Deputy Mayor Stephen Holyday, the Councillor of Ward 2, Etobicoke Centre, on October 7 wrote a letter requesting that Etobicoke York Community Council ask City Planning to identify and protect residential estate lots, with frontages of more than 66-feet, from “being severed through consent applications, thereby changing the character of the area.”
“Etobicoke is home to very unique neighbourhoods which contain clusters of large wide lots which could be called Estate Lots’” according to Holyday. “When visiting these places, there is no doubt of the history and that the intent of the designers was deliberate in their quantity, pattern, organization and spacing of the lots and buildings.”
He wrote that ‘over decades planners and developers implemented deliberate and calculated visions to create places that we call home.’
“Attributes which define our neighbourhoods include the pattern of lot subdivision, green and open spaces, size, massing and building setbacks,” according to Holyday. “When visiting an adequately protected neighbourhood, the intended experience of the place designers is still felt today.”

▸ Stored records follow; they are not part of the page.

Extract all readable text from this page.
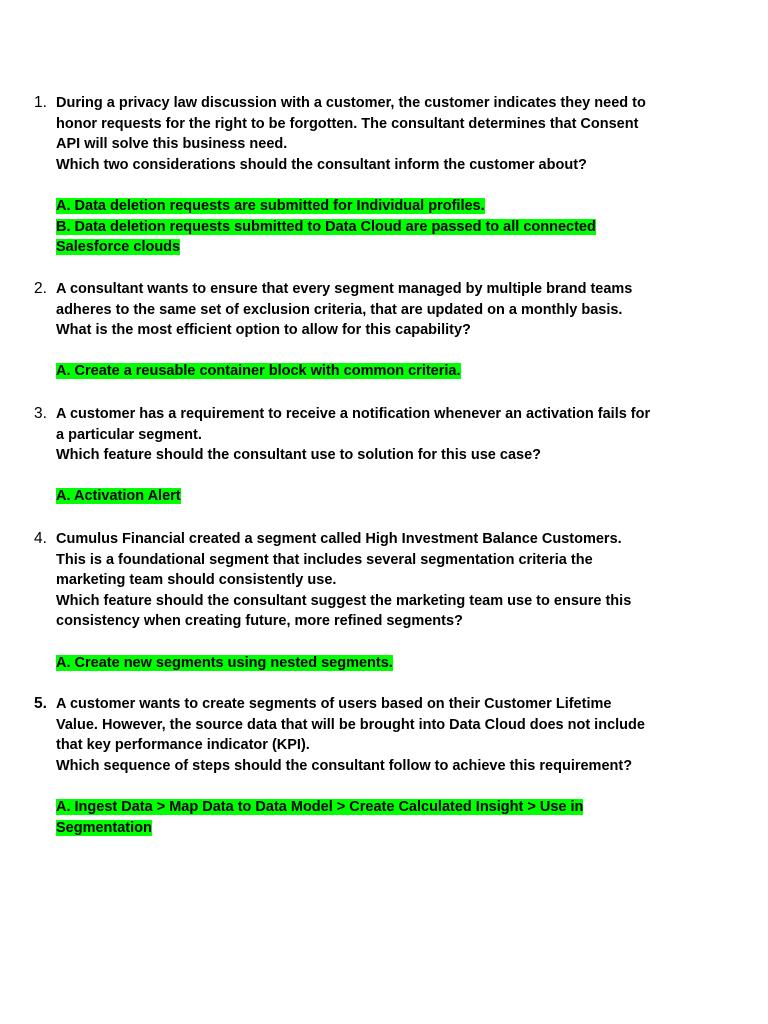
1. During a privacy law discussion with a customer, the customer indicates they need to
honor requests for the right to be forgotten. The consultant determines that Consent
API will solve this business need.
Which two considerations should the consultant inform the customer about?
A. Data deletion requests are submitted for Individual profiles.
B. Data deletion requests submitted to Data Cloud are passed to all connected
Salesforce clouds
2. A consultant wants to ensure that every segment managed by multiple brand teams
adheres to the same set of exclusion criteria, that are updated on a monthly basis.
What is the most efficient option to allow for this capability?
A. Create a reusable container block with common criteria.
3. A customer has a requirement to receive a notification whenever an activation fails for
a particular segment.
Which feature should the consultant use to solution for this use case?
A. Activation Alert
4. Cumulus Financial created a segment called High Investment Balance Customers.
This is a foundational segment that includes several segmentation criteria the
marketing team should consistently use.
Which feature should the consultant suggest the marketing team use to ensure this
consistency when creating future, more refined segments?
A. Create new segments using nested segments.
5. A customer wants to create segments of users based on their Customer Lifetime
Value. However, the source data that will be brought into Data Cloud does not include
that key performance indicator (KPI).
Which sequence of steps should the consultant follow to achieve this requirement?
A. Ingest Data > Map Data to Data Model > Create Calculated Insight > Use in
Segmentation
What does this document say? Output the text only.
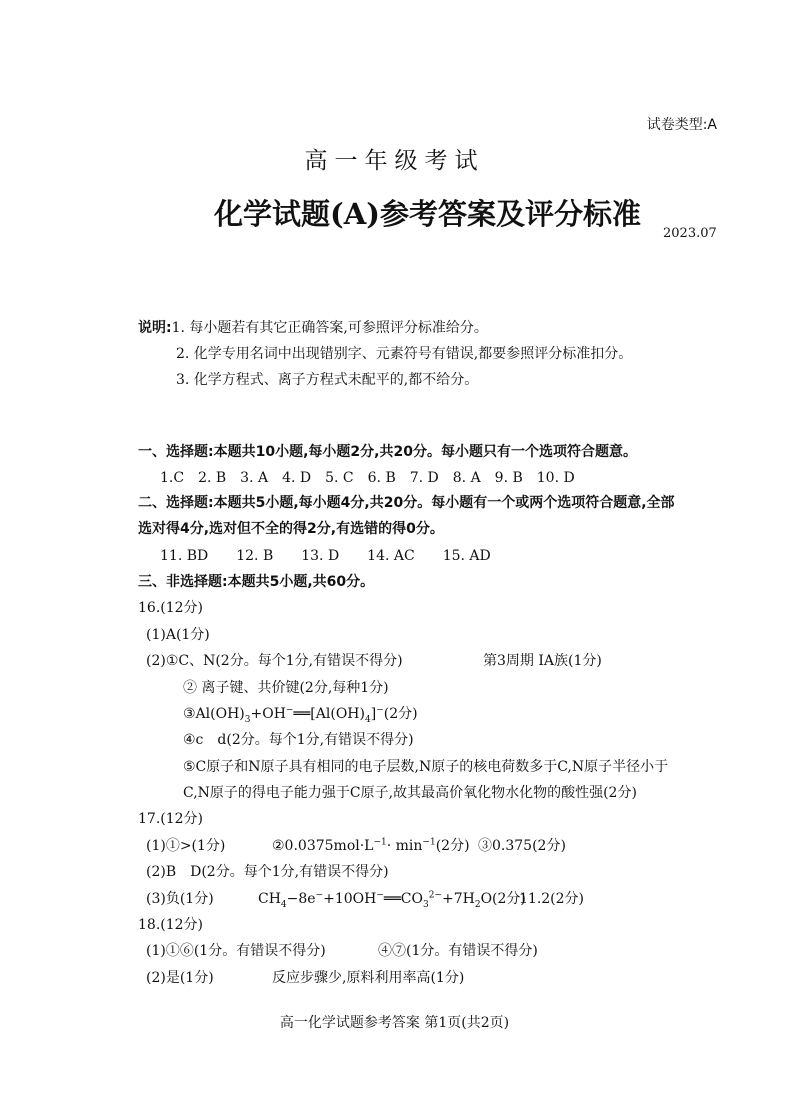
试卷类型:A
高一年级考试
化学试题(A)参考答案及评分标准
2023.07
说明:1. 每小题若有其它正确答案,可参照评分标准给分。
2. 化学专用名词中出现错别字、元素符号有错误,都要参照评分标准扣分。
3. 化学方程式、离子方程式未配平的,都不给分。
一、选择题:本题共10小题,每小题2分,共20分。每小题只有一个选项符合题意。
1.C　2. B　3. A　4. D　5. C　6. B　7. D　8. A　9. B　10. D
二、选择题:本题共5小题,每小题4分,共20分。每小题有一个或两个选项符合题意,全部
选对得4分,选对但不全的得2分,有选错的得0分。
11. BD　　12. B　　13. D　　14. AC　　15. AD
三、非选择题:本题共5小题,共60分。
16.(12分)
(1)A(1分)
(2)①C、N(2分。每个1分,有错误不得分)	第3周期 ⅠA族(1分)
② 离子键、共价键(2分,每种1分)
$③Al(OH)_3+OH^-══[Al(OH)_4]^-(2$分)
④c　d(2分。每个1分,有错误不得分)
⑤C原子和N原子具有相同的电子层数,N原子的核电荷数多于C,N原子半径小于
C,N原子的得电子能力强于C原子,故其最高价氧化物水化物的酸性强(2分)
17.(12分)
(1)①>(1分)	$②0.0375mol\cdot L^{-1}\cdot \min^{-1}(2$分) ③0.375(2分)
(2)B　D(2分。每个1分,有错误不得分)
(3)负(1分)	$CH_4-8e^-+10OH^-══CO_3^{2-}+7H_2O(2$分)
11.2(2分)
18.(12分)
(1)①⑥(1分。有错误不得分)	④⑦(1分。有错误不得分)
(2)是(1分)	反应步骤少,原料利用率高(1分)
高一化学试题参考答案 第1页(共2页)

He said ‘residents choose to live in them because of these desirable attributes, and understandably support measures to maintain them.’
Some examples of our Estate Lot neighbourhoods include Humber Heights, Lorraine Gardens, Eatonville, Kingsview Village, Humber Valley, Princess Anne Manor, Thorncrest and The Kingsway.
“Despite the zoning standards, these neighbourhoods are constantly under threat by speculative developers who seek to sever the wide lots and make a profit in the buoyant real estate market,” Holyday warned. ”Our current planning policies make it difficult to distinguish a legitimate infill development of underutilized land from a direct attack on a neighbourhood’s character.”
He said ‘our system to permit consents allows for persistent attacks which erode Estate Lot clusters over time, and may eventually lead to their collapse.’
Holyday said other municipalities in Ontario have taken steps to recognize the value of Estate Lot neighbourhoods and have ‘implemented tools to preserve them, and help protect them from speculative development and the incremental loss of their integrity over time.’
This motion was considered by Etobicoke York Community Council on October 8 and adopted without amendment. It now goes before a full Council vote.